質問 |
-ふみ- 2025/07/01(Tue) 08:39
いつもお世話になっております。
今回の相談は、「再RCTで未処置根尖病変根管が石灰化。どうすればいいか?」です。
大きな根尖病変があるRCT漏れの根管の半分が石灰化でファイルが進まない模様です。
質問ですが、
1)RCT漏れで歯髄が歯質に置き換わり石灰化で根管が閉ざされた時は、その部分は周りの歯質と同様の完全なる象牙質になってしまうのでしょうか?元が歯髄腔のためその部分は脆かったり、目が粗かったりするのでしょうか?

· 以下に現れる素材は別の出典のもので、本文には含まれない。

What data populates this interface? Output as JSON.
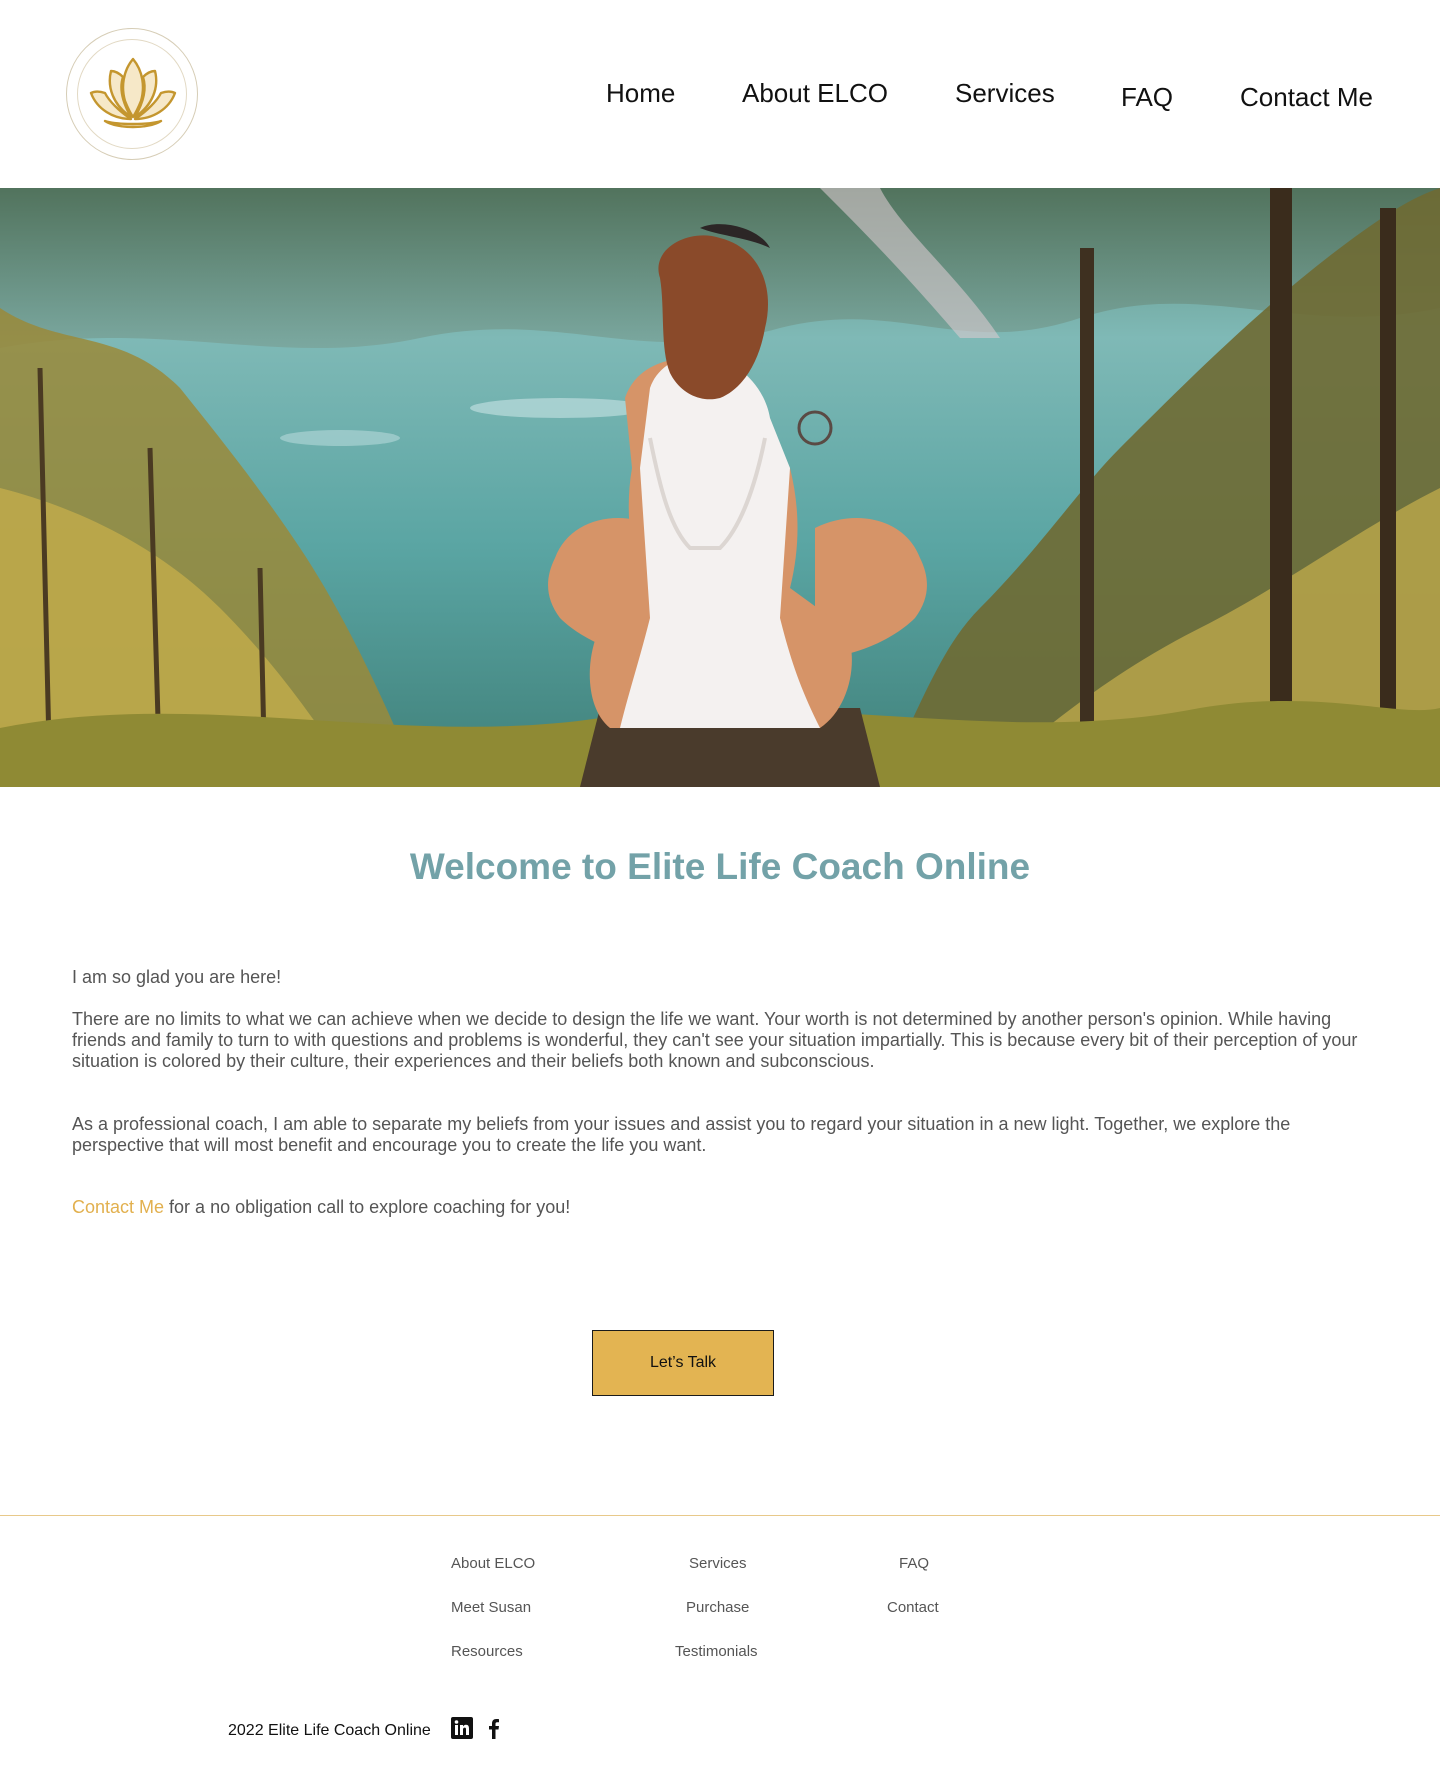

2)大きな根尖病変があるため、できれば根尖近くに薬を置きたい気持ちはあります。しかし、臨床では石灰化で根尖までファイルが通せない場合は通るところまで清掃をしてRCFを済ませるというのも方法としてあります。この場合、RCFの薬剤が元の歯髄腔に染み込み根尖下まで届くのでしょうか?根尖付近が疼くため、根尖近くに薬を置きたいです。
3)根管内の雑菌を可能な限り減らすと、薬が近くになくても病変は減少していくと考えてよいでしょうか?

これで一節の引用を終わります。